There is much for businesses to learn.

But this is not a guide to the science, nor a list of biases or irrationalities in human behaviour, because (whisper), confession time: I am not a behavioural scientist – despite often being introduced as such (or a behavioural economist or psychologist) when I am speaking at conferences.

I am a practitioner.

My career has been based on applying the insights from behavioural science to influence behaviour. My knowledge and passion for the subject is entirely derived from a career which has focused on harnessing insights from this discipline in the private and public sectors.

A deeper understanding of behaviour can help you achieve a far greater impact. When I was working at the UK Department of Health, our head of anti-smoking policy once told the team we could potentially save more lives in a year than many surgeons do in their entire careers. It was then I realised the potential to change behaviour at scale by better understanding the real drivers of behaviour.

It also became clear to me that the ways in which the public sector used behavioural insights to help people lead longer, happier lives could equally be applied to other challenges.

Some of the behavioural challenges I have addressed include getting people to: stop smoking; join the armed forces; drink spirits rather than wine; pay for university tuition; submit their taxes; work more collaboratively; build flatpack furniture; complete their timesheets; and take public transport – as well as buy numerous products and services.

Developing a behaviourally informed strategy enabled my colleagues and I to win a global campaign of the year award in 2014 for a social media campaign addressing domestic violence. It also led to the development of the world’s most successful stop-smoking mobile app: My QuitBuddy. I have conducted training for call centre personnel, CEOs, marketing directors, creatives, TV continuity announcers, customer experience directors, university administrators and pretty much everything in between. I have briefed ministers of state, advised financial technology start-ups, and spoken at conferences of health workers, business psychologists and nutritionists.

The only way I have been able to have such a varied career is because I have been fortunate enough to study, read and collaborate with many more qualified people. You will see many of them listed in the acknowledgements – this book represents their thoughts as much as mine. In compiling this book, I interviewed 25 of the most inspirational and thoughtful practitioners to benefit from their best practice.

In these conversations I found that there was something all the leading practitioners had in common. Despite disparate academic and career backgrounds, they all shared an innate curiosity to understand how the mind works. They are eager to know why people behave in ways that might not initially make sense, to challenge conventional wisdom, and build better businesses as a result – just as we make progress in science. As Einstein said: “The important thing is not to stop questioning. Curiosity has its own reason for existing.”

Should you want to hear more from them, please listen to the podcast series that accompanies this book – and seek out as many books, blogs, tweets and utterings from these luminaries as you can.

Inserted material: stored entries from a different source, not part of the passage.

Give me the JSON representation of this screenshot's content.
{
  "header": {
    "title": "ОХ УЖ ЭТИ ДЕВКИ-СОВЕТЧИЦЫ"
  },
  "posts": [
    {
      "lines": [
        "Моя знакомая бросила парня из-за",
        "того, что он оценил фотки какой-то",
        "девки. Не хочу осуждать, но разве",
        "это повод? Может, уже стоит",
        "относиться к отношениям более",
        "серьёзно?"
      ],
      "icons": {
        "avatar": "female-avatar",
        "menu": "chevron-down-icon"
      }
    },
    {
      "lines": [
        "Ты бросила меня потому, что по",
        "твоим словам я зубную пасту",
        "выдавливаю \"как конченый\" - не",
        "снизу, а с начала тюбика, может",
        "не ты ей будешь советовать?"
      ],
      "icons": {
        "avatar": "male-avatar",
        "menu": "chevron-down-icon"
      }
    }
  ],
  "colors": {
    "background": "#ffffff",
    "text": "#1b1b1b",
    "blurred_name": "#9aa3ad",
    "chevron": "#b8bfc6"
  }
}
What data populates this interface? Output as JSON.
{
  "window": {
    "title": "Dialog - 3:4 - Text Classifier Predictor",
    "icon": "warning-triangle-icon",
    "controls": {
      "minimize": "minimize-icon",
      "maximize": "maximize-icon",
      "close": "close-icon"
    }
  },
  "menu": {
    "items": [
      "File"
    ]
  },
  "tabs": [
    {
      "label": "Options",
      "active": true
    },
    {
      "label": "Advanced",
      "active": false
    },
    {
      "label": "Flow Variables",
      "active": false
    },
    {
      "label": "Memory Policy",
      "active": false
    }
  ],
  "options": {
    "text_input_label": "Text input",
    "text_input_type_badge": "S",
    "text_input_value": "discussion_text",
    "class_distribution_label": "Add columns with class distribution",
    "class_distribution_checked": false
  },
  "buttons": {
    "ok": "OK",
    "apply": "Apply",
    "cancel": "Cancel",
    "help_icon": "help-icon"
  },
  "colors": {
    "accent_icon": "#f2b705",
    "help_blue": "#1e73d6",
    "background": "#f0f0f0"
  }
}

One final thought before you dive into the wonderful world of behavioural science in business: these tools for influencing are more powerful than many realise. Recent global events are making this increasingly plain. The ethical risks raised by the application of behavioural science are important and will be addressed throughout the book.

My inspiration to pursue a career in applied behavioural science was derived from seeing its potential to help people make the decisions they want to make, and to help businesses fashion workplaces, products and services that improve our lives and contribute to the economy.

To make our lives better, not worse.

Now, let’s get down to business.

2 An important note on terminology. I use the term behavioural science in this book, rather than behavioural economics or social psychology (for example), because the insights used in this book come from a variety of disciplines such as those mentioned, and I find it is the best term to encapsulate a holistic study of human decision-making. Also, as we will see, a scientific approach is critical to effectively applying these insights.